Carl Sagan once mused how we are all made of star stuff, composed of the same minerals that make up the stars. This draws us back to an old question; how did we get here? Science may be coming closer to an answer, on the surface of what was one of last year’s biggest newsmakers, Comet 67P.
Life has long been thought to be the inevitable result of chemistry, amino acids coming to Earth in the form of meteors. In other words, life has been thought to be the result of violent reactions that led to the first drops of water on a sterile planet. In the recent analysis of Comet 67P, which is about the same age as our solar system — it formed some 4.6 billion years ago, is a surprising discovery that may have set planetary scientists and astrobiologists back further than they imagined: molecular oxygen being released from the comet’s tail end. It should have burned out as the solar system began, reacting strongly against the hydrogen present.

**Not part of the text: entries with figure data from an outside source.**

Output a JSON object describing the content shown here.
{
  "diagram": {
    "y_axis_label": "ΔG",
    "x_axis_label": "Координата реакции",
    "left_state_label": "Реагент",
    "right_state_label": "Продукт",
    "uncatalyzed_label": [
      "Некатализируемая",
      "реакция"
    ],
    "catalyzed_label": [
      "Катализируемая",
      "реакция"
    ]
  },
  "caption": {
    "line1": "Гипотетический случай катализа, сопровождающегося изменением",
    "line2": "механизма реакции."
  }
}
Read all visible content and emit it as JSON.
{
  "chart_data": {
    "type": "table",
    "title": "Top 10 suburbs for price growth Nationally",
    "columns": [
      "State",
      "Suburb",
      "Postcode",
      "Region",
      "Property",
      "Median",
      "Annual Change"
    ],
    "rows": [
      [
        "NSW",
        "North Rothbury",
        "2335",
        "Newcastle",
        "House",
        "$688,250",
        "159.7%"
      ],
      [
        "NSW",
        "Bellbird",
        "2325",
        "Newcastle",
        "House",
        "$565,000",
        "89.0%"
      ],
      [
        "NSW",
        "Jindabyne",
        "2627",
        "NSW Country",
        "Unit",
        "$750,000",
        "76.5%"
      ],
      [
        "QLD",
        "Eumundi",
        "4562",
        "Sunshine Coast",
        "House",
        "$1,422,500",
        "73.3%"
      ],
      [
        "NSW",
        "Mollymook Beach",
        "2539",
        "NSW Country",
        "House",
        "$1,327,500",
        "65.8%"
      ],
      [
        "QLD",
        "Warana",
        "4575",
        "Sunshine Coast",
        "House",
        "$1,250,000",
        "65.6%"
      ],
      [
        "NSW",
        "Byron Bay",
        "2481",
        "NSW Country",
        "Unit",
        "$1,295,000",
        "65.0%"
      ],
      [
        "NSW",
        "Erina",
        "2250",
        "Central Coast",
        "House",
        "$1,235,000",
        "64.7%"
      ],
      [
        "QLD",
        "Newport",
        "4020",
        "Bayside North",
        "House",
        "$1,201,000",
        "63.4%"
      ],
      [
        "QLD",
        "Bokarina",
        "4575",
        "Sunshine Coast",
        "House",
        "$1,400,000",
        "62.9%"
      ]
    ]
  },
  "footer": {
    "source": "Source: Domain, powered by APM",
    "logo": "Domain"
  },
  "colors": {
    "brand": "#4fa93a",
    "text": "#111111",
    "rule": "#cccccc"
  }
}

Oxygen is a fairly common ingredient in comets, the "dirty snowballs" of space, but it is typically found in the ice, rather than in a gaseous state, remaining stable despite the comet’s positioning from the sun. Therefore, the gas likely precedes the existence of our own solar system. So how did it get there? A model is still in the works, but it seems that the ice from these comets may have broken up into radioactive particles, fueling the tail on its orbit.
It’s more promising, though, that molecular O2 is an important bio-signature, along with the presence of water and methane, both of which are present on 67P. However, molecular O2 is much rarer than the rest: occurring in few known places beyond Earth and the gas giants of our own solar system.
Of course, no life exists on 67P, so the comet is far from an absolute indicator. But it’s likely that the process in which our solar system was formed may have actually been less violent than we thought, it was just a matter of putting together the pieces.